I macro argomenti sono:
1) L’arte in sé. E’ facile comunicare a chi è già interessato all’arte perché è un naturale recettore rispetto a questo tipo di messaggi. Meno facile avere la pretesa, ma direi più la necessità, di dover dialogare con chi è moderatamente interessato all’arte, che non è certo un argomento mainstream, soprattutto nella nostra epoca.
2) Comunicare del sapere. Il nostro cervello è costruito per (cito uno youtuber) essere in continuo risparmio energetico. E se ci sono fette di popolazione che sono golose e attratte dal sapere in sé, molto superiore è il numero di fette che se va bene pensano al sapere solo come aggiornamento delle proprie attività lavorative o carrieristiche.
I sotto argomenti sono:
1) La commercializzazione dell’evento specifico. Quando devi lanciare un evento hai la necessità di modulare il messaggio verso due tipi di persone: quello che non è propriamente appassionato di arte ma un salto lo farebbe e quello che invece è già potenzialmente fruitore di arte. Nel primo caso bisogna lavorare su due livelli:
a_ quello del primo macro-polo, cioè comunicare il valore che l’arte può avere nella vita di tutti
b_ il valore contenuto nell’evento di cui si parla.
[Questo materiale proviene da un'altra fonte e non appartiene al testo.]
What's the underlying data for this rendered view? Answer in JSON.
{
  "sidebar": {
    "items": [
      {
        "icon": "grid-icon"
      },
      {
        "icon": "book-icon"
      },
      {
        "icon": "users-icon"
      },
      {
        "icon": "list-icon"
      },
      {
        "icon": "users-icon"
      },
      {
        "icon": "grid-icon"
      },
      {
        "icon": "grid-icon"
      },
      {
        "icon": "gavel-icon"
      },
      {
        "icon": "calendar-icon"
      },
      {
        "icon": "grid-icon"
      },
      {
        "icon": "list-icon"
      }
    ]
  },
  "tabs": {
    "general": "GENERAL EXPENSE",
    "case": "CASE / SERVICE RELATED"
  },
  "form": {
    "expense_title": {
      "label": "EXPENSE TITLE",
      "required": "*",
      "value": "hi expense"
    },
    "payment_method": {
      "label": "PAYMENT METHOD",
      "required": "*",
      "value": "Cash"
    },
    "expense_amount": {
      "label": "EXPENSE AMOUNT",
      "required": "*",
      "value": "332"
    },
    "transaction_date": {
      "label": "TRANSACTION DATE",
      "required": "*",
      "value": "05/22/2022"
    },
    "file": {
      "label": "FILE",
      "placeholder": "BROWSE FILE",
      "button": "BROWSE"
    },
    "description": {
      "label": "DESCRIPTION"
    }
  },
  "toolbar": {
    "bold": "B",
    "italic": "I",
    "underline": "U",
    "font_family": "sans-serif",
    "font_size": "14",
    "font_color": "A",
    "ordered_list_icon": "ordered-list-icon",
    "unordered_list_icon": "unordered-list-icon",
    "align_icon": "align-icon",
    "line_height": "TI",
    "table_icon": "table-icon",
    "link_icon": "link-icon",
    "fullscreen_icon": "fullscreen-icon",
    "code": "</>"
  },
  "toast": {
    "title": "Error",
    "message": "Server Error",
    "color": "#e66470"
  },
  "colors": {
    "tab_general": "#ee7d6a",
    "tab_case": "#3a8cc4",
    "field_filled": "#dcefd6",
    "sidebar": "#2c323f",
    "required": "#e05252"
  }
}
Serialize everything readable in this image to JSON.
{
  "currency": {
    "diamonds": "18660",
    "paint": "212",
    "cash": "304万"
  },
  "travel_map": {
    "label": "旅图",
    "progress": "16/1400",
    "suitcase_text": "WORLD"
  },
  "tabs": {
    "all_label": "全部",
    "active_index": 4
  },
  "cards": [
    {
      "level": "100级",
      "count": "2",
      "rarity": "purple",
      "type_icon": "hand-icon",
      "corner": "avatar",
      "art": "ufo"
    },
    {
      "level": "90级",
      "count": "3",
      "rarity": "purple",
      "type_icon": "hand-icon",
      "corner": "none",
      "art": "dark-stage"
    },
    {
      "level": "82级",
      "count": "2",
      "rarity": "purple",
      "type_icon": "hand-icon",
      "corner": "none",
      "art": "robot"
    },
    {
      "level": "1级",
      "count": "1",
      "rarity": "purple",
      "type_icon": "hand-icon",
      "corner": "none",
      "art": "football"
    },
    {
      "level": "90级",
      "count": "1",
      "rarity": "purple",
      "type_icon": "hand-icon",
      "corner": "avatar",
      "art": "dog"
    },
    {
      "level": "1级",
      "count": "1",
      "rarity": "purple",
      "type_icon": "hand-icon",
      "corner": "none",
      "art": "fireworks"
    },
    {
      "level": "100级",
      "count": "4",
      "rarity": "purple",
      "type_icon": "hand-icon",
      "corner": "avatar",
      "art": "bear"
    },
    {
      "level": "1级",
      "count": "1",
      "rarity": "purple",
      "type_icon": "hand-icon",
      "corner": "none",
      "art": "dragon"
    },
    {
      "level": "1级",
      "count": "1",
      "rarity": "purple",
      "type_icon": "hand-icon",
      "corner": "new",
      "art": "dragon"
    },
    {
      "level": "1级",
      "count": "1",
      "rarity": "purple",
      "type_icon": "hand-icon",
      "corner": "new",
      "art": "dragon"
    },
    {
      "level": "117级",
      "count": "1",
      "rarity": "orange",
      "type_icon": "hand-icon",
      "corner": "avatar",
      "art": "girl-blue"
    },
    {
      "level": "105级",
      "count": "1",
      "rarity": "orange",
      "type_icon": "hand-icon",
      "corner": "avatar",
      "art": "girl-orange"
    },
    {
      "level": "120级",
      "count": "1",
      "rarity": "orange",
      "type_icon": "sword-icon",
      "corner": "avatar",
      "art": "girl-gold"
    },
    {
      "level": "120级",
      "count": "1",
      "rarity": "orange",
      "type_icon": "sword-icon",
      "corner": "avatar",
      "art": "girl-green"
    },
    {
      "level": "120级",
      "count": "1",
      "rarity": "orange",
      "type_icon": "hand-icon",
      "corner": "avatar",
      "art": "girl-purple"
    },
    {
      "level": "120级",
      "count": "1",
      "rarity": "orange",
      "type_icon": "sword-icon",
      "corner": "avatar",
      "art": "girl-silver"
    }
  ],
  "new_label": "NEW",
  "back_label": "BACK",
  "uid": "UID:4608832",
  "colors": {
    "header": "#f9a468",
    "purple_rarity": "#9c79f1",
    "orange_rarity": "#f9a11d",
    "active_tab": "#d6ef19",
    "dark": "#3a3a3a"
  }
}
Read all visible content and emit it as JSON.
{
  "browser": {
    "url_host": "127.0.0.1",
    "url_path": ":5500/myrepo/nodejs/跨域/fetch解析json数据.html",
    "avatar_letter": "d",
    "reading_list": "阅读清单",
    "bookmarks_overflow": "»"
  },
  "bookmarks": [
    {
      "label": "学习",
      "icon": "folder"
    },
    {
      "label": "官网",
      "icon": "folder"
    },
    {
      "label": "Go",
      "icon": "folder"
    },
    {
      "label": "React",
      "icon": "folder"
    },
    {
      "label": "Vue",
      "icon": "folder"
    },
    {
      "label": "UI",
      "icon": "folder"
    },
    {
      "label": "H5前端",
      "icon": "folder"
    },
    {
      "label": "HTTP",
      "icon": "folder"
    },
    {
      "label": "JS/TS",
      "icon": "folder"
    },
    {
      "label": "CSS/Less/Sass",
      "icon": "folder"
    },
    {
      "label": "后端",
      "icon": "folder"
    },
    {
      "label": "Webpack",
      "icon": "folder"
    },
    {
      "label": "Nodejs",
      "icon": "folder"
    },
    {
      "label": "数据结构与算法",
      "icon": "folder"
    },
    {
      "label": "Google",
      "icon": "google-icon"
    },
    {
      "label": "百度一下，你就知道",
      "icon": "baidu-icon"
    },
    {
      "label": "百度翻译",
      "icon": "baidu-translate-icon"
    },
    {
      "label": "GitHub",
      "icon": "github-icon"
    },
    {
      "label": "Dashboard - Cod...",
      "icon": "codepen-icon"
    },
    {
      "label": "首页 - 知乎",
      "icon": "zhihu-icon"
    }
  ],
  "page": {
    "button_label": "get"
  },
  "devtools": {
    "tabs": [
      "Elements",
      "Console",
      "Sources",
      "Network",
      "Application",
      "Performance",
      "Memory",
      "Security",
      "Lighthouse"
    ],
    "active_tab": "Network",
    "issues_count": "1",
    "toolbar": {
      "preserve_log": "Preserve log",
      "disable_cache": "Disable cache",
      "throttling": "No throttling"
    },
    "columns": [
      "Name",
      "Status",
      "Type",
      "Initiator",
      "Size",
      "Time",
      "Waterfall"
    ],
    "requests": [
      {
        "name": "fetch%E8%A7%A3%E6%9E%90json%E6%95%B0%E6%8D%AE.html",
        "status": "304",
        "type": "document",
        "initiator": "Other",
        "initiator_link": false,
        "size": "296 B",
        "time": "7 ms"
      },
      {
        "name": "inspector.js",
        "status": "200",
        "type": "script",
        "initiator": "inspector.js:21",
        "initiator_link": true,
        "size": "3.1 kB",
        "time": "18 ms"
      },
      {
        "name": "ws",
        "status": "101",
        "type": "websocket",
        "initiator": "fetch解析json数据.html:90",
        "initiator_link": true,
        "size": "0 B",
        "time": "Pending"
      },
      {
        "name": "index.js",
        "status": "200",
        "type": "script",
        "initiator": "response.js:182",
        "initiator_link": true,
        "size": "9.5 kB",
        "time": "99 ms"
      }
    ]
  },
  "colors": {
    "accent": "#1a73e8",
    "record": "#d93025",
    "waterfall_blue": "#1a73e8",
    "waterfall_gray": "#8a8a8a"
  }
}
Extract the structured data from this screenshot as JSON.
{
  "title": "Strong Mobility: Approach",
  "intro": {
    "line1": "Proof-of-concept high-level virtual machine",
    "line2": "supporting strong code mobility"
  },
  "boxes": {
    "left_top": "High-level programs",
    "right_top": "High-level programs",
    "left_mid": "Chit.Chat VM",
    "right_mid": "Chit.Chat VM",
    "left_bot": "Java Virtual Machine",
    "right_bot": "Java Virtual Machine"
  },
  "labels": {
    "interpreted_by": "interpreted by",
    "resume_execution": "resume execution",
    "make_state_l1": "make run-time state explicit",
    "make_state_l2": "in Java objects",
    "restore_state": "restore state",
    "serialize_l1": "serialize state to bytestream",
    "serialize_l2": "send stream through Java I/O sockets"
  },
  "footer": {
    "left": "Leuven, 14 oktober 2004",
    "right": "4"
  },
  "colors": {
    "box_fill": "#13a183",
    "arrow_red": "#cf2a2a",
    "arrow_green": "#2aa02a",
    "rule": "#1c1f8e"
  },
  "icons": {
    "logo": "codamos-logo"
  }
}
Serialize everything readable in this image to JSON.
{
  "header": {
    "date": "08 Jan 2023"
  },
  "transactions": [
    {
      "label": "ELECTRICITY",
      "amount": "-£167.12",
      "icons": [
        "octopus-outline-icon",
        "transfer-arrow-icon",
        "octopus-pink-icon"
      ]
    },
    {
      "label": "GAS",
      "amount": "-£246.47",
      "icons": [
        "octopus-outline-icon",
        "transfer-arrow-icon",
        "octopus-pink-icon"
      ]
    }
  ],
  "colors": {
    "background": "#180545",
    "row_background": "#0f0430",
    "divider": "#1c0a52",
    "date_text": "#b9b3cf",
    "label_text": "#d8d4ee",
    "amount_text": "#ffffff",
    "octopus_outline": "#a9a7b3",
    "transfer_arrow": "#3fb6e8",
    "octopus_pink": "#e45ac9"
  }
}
2) La vendita del manufatto. Chi espone ha necessità di vendere i propri manufatti. Ma ciò va oltre il guadagno in sé, che comunque è un driver fenomenale affinché questi eventi possano ancora esistere (no artisti, non party). L’artista è infatti anche attratto anche dal potersi confrontarsi, testare il proprio percorso con un pubblico in continuo cambiamento. Ricevere complimenti fa piacere ma spesso sono generici quindi sterili e non sempre profondamente sinceri. Meglio vendere un opera senza ricevere complimenti che riceverne a pacchi ma senza l’ombra di una vendita andata in porto
Il senso di questo ragionamento è solo illustrare la complessità che accompagna l’universo arte, i livelli che lo compongono. Un’automobile ha dei valori ben definiti, chiari. Un biscotto ha poco da capire, buono o non buono, kilocalorie e via. Un’opera non è così: va prima capita e se non capita inizia il percorso per invitare un pubblico a spostarsi per arrivare a capirla. Se non è un’impresa questa, allora proprio non lo so.